The Wall Street Journal reported a price tag of $500,000, which amounts to pennies on the $45 million in venture capital Digg raised over as six-year-period from Marc Andreessen, Ron Conway, and venture firm Greylock Partners. Wired Gadget Lab writer Mat Honan summed it up in a tweet: "Digg just sold for .0005 Instagrams, or 1.25 Holopacs."

Digg's CEO Matt Williams refutes the price, saying that with stock considerations, reportedly worth several million dollars, Digg sold for "much more than $500,000," but did not offer a total value for the deal, reports the New York Times. In a blog post Williams says the sale was "a way to take Digg back to its startup roots."

Digg is a social news aggregator that lets users vote up popular stories, and down-vote ones they don’t like. The most popular stories appear on the Digg front page. It used to be one of the most fearsome traffic drivers on the Internet, but faltered with a redesign in 2010 that critics complained gave all the leverage to promote stories to publishers, and took it away from the community that had built the site's popularity.

Users started leaving in droves, turning to Twitter to find their news, or Facebook to share links with friends, rather than "Digging" a story. For all the competition that Facebook and Twitter represent, news and community site Reddit (owned by WIRED's parent company) is the clear usurper of the former Digg throne. The 7-year-old Reddit has captured many of Digg's users by building lively communities around topics such as photos, sports teams, and hobbies. Reddit surpassed Digg in traffic last December and has trounced the site ever since.

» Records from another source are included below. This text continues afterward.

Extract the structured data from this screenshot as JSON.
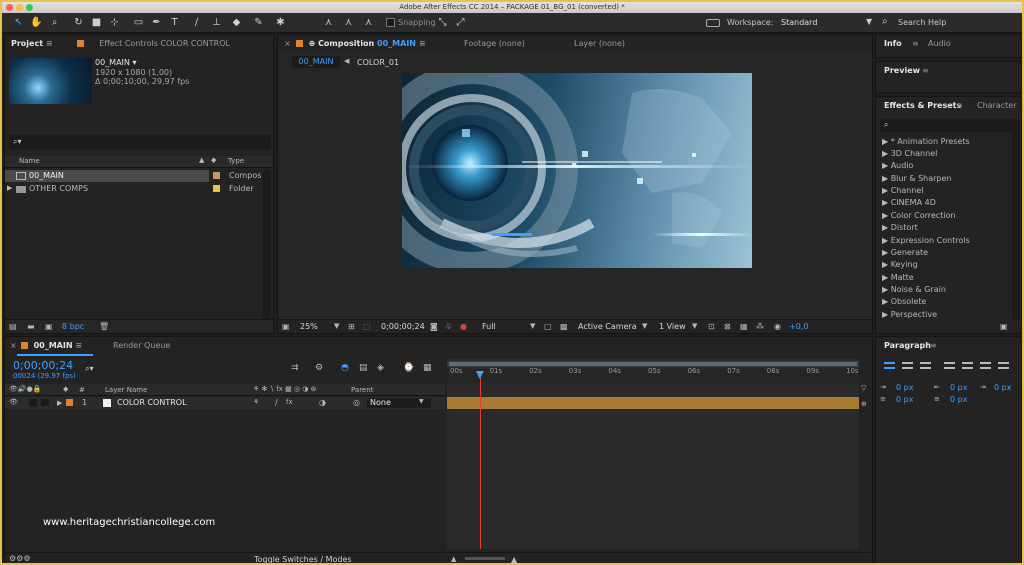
{
  "window": {
    "title": "Adobe After Effects CC 2014 – PACKAGE 01_BG_01 (converted) *"
  },
  "toolbar": {
    "snapping_label": "Snapping",
    "workspace_label": "Workspace:",
    "workspace_value": "Standard",
    "search_placeholder": "Search Help"
  },
  "project": {
    "tab_label": "Project",
    "effect_controls_tab": "Effect Controls COLOR CONTROL",
    "selected_name": "00_MAIN ▾",
    "selected_res": "1920 x 1080 (1,00)",
    "selected_dur": "Δ 0;00;10;00, 29,97 fps",
    "search_glyph": "⌕▾",
    "col_name": "Name",
    "col_type": "Type",
    "items": [
      {
        "name": "00_MAIN",
        "type": "Compos",
        "color": "#c49a60",
        "selected": true
      },
      {
        "name": "OTHER COMPS",
        "type": "Folder",
        "color": "#e0c840",
        "selected": false
      }
    ],
    "bpc": "8 bpc"
  },
  "composition": {
    "tab_label": "Composition",
    "tab_comp_name": "00_MAIN",
    "footage_tab": "Footage (none)",
    "layer_tab": "Layer (none)",
    "crumb_1": "00_MAIN",
    "crumb_2": "COLOR_01",
    "zoom": "25%",
    "timecode": "0;00;00;24",
    "resolution": "Full",
    "camera": "Active Camera",
    "views": "1 View",
    "exposure": "+0,0"
  },
  "right_panels": {
    "info_tab": "Info",
    "audio_tab": "Audio",
    "preview_tab": "Preview",
    "effects_tab": "Effects & Presets",
    "character_tab": "Character",
    "effects_list": [
      "▶ * Animation Presets",
      "▶ 3D Channel",
      "▶ Audio",
      "▶ Blur & Sharpen",
      "▶ Channel",
      "▶ CINEMA 4D",
      "▶ Color Correction",
      "▶ Distort",
      "▶ Expression Controls",
      "▶ Generate",
      "▶ Keying",
      "▶ Matte",
      "▶ Noise & Grain",
      "▶ Obsolete",
      "▶ Perspective"
    ],
    "paragraph_tab": "Paragraph",
    "para_values": [
      "0 px",
      "0 px",
      "0 px",
      "0 px",
      "0 px"
    ]
  },
  "timeline": {
    "comp_tab": "00_MAIN",
    "render_tab": "Render Queue",
    "timecode": "0;00;00;24",
    "frames": "00024 (29.97 fps)",
    "col_layer_name": "Layer Name",
    "col_hash": "#",
    "col_parent": "Parent",
    "layer": {
      "number": "1",
      "name": "COLOR CONTROL",
      "parent": "None"
    },
    "ruler": [
      "00s",
      "01s",
      "02s",
      "03s",
      "04s",
      "05s",
      "06s",
      "07s",
      "08s",
      "09s",
      "10s"
    ],
    "toggle_label": "Toggle Switches / Modes",
    "playhead_fraction": 0.08
  },
  "watermark": "www.heritagechristiancollege.com",
  "colors": {
    "accent": "#3ea0ff",
    "frame": "#e8c24a",
    "layer_bar": "#a87a34",
    "label_orange": "#e0822e"
  }
}
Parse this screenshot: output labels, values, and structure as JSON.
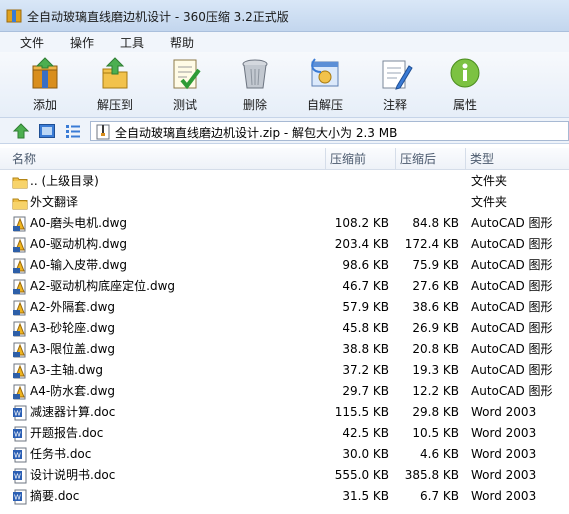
{
  "window": {
    "title": "全自动玻璃直线磨边机设计 - 360压缩 3.2正式版"
  },
  "menu": [
    "文件",
    "操作",
    "工具",
    "帮助"
  ],
  "toolbar": [
    {
      "label": "添加",
      "icon": "add-archive-icon"
    },
    {
      "label": "解压到",
      "icon": "extract-to-icon"
    },
    {
      "label": "测试",
      "icon": "test-icon"
    },
    {
      "label": "删除",
      "icon": "delete-trash-icon"
    },
    {
      "label": "自解压",
      "icon": "self-extract-icon"
    },
    {
      "label": "注释",
      "icon": "comment-icon"
    },
    {
      "label": "属性",
      "icon": "info-icon"
    }
  ],
  "address": {
    "path": "全自动玻璃直线磨边机设计.zip - 解包大小为 2.3 MB"
  },
  "columns": {
    "name": "名称",
    "size": "压缩前",
    "packed": "压缩后",
    "type": "类型"
  },
  "files": [
    {
      "name": ".. (上级目录)",
      "size": "",
      "packed": "",
      "type": "文件夹",
      "kind": "folder"
    },
    {
      "name": "外文翻译",
      "size": "",
      "packed": "",
      "type": "文件夹",
      "kind": "folder"
    },
    {
      "name": "A0-磨头电机.dwg",
      "size": "108.2 KB",
      "packed": "84.8 KB",
      "type": "AutoCAD 图形",
      "kind": "dwg"
    },
    {
      "name": "A0-驱动机构.dwg",
      "size": "203.4 KB",
      "packed": "172.4 KB",
      "type": "AutoCAD 图形",
      "kind": "dwg"
    },
    {
      "name": "A0-输入皮带.dwg",
      "size": "98.6 KB",
      "packed": "75.9 KB",
      "type": "AutoCAD 图形",
      "kind": "dwg"
    },
    {
      "name": "A2-驱动机构底座定位.dwg",
      "size": "46.7 KB",
      "packed": "27.6 KB",
      "type": "AutoCAD 图形",
      "kind": "dwg"
    },
    {
      "name": "A2-外隔套.dwg",
      "size": "57.9 KB",
      "packed": "38.6 KB",
      "type": "AutoCAD 图形",
      "kind": "dwg"
    },
    {
      "name": "A3-砂轮座.dwg",
      "size": "45.8 KB",
      "packed": "26.9 KB",
      "type": "AutoCAD 图形",
      "kind": "dwg"
    },
    {
      "name": "A3-限位盖.dwg",
      "size": "38.8 KB",
      "packed": "20.8 KB",
      "type": "AutoCAD 图形",
      "kind": "dwg"
    },
    {
      "name": "A3-主轴.dwg",
      "size": "37.2 KB",
      "packed": "19.3 KB",
      "type": "AutoCAD 图形",
      "kind": "dwg"
    },
    {
      "name": "A4-防水套.dwg",
      "size": "29.7 KB",
      "packed": "12.2 KB",
      "type": "AutoCAD 图形",
      "kind": "dwg"
    },
    {
      "name": "减速器计算.doc",
      "size": "115.5 KB",
      "packed": "29.8 KB",
      "type": "Word 2003",
      "kind": "doc"
    },
    {
      "name": "开题报告.doc",
      "size": "42.5 KB",
      "packed": "10.5 KB",
      "type": "Word 2003",
      "kind": "doc"
    },
    {
      "name": "任务书.doc",
      "size": "30.0 KB",
      "packed": "4.6 KB",
      "type": "Word 2003",
      "kind": "doc"
    },
    {
      "name": "设计说明书.doc",
      "size": "555.0 KB",
      "packed": "385.8 KB",
      "type": "Word 2003",
      "kind": "doc"
    },
    {
      "name": "摘要.doc",
      "size": "31.5 KB",
      "packed": "6.7 KB",
      "type": "Word 2003",
      "kind": "doc"
    }
  ]
}
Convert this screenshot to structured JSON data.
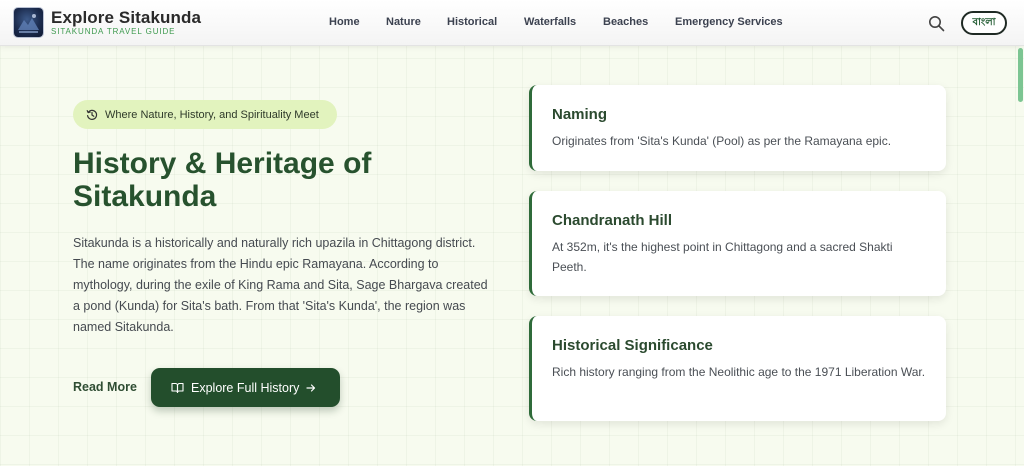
{
  "header": {
    "brand_title": "Explore Sitakunda",
    "brand_subtitle": "SITAKUNDA TRAVEL GUIDE",
    "nav": [
      "Home",
      "Nature",
      "Historical",
      "Waterfalls",
      "Beaches",
      "Emergency Services"
    ],
    "language_button": "বাংলা",
    "icons": {
      "search": "search-icon",
      "logo": "logo-icon"
    }
  },
  "hero": {
    "tagline": "Where Nature, History, and Spirituality Meet",
    "title": "History & Heritage of Sitakunda",
    "intro": "Sitakunda is a historically and naturally rich upazila in Chittagong district. The name originates from the Hindu epic Ramayana. According to mythology, during the exile of King Rama and Sita, Sage Bhargava created a pond (Kunda) for Sita's bath. From that 'Sita's Kunda', the region was named Sitakunda.",
    "read_more": "Read More",
    "explore_button": "Explore Full History"
  },
  "cards": [
    {
      "title": "Naming",
      "text": "Originates from 'Sita's Kunda' (Pool) as per the Ramayana epic."
    },
    {
      "title": "Chandranath Hill",
      "text": "At 352m, it's the highest point in Chittagong and a sacred Shakti Peeth."
    },
    {
      "title": "Historical Significance",
      "text": "Rich history ranging from the Neolithic age to the 1971 Liberation War."
    }
  ],
  "colors": {
    "primary_dark_green": "#234e2c",
    "title_green": "#27522e",
    "tagline_bg": "#e2f3be",
    "accent_green": "#3e9a4f"
  }
}
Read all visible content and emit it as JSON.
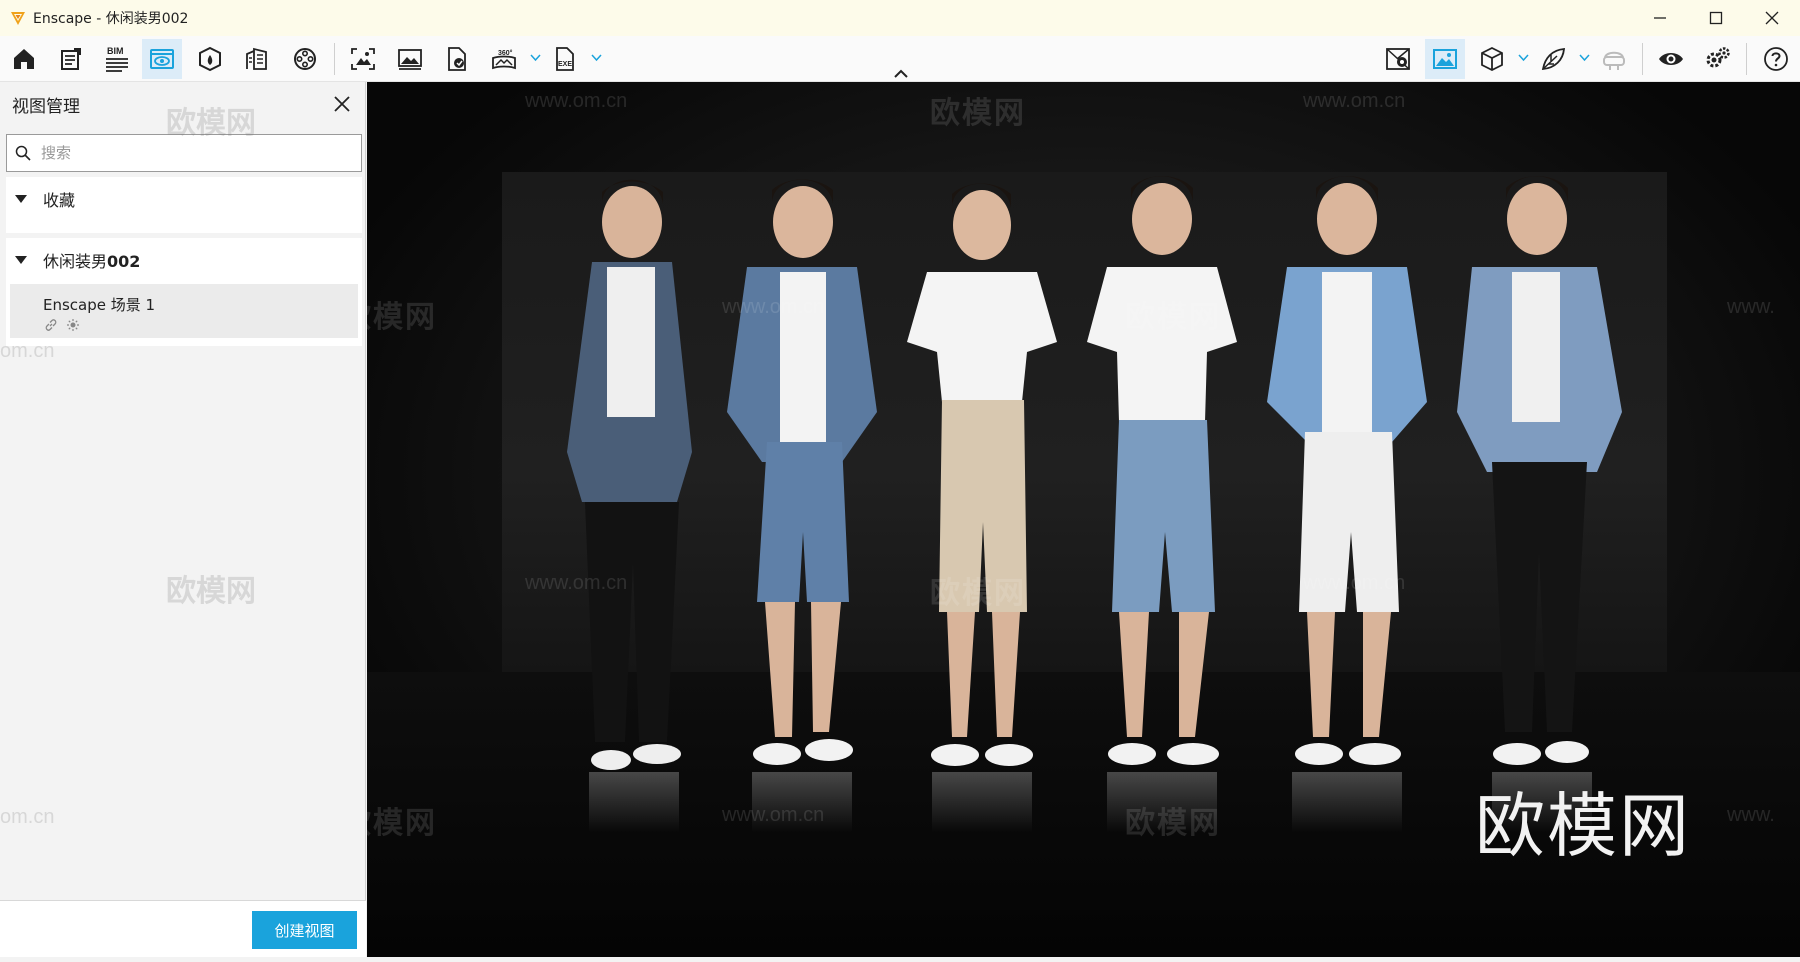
{
  "window": {
    "title": "Enscape - 休闲装男002",
    "controls": [
      "minimize-icon",
      "maximize-icon",
      "close-icon"
    ]
  },
  "toolbar": {
    "bim_label": "BIM",
    "pano_label": "360°",
    "exe_label": "EXE",
    "left_tools": [
      "home-icon",
      "document-icon",
      "bim-icon",
      "view-management-icon",
      "asset-library-icon",
      "building-icon",
      "video-reel-icon",
      "screenshot-icon",
      "image-icon",
      "export-icon",
      "panorama-icon",
      "exe-export-icon"
    ],
    "right_tools": [
      "map-icon",
      "rendering-icon",
      "cube-icon",
      "leaf-icon",
      "vr-headset-icon",
      "eye-icon",
      "settings-icon",
      "help-icon"
    ],
    "active": "view-management-icon",
    "accent": "#1aa3dc"
  },
  "panel": {
    "title": "视图管理",
    "search_placeholder": "搜索",
    "favorites_label": "收藏",
    "group_label_prefix": "休闲装男",
    "group_label_suffix": "002",
    "view_item_name": "Enscape 场景 1",
    "create_button": "创建视图"
  },
  "viewport": {
    "watermark_brand": "欧模网",
    "watermark_url": "www.om.cn",
    "watermark_url_partial": "www.",
    "watermark_url_cut": "om.cn",
    "logo_text": "欧模网"
  }
}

Digg's new owner, incubator and investment company Betaworks, has helped launch Bitly and Chartbeat. With the Digg assets, it plans to revamp Digg and boost the technology of Betawork startup News.me, a daily news aggregator. Venture capital firm Andreessen Horowitz is installing Williams as an entrepreneur-in-residence. The end for Digg did not come as a surprise, especially to its wunderkind founder Kevin Rose. Rose bailed on Digg in March 2011. One year later, he joined Google.

Digg, which Google once reportedly mulled buying for $200 million, in the end sold for not much more than it cost to create a Tupac Shakur hologram at Coachella. But in fairness, the Tupac hologram was a lot livelier than the current incarnation of Digg.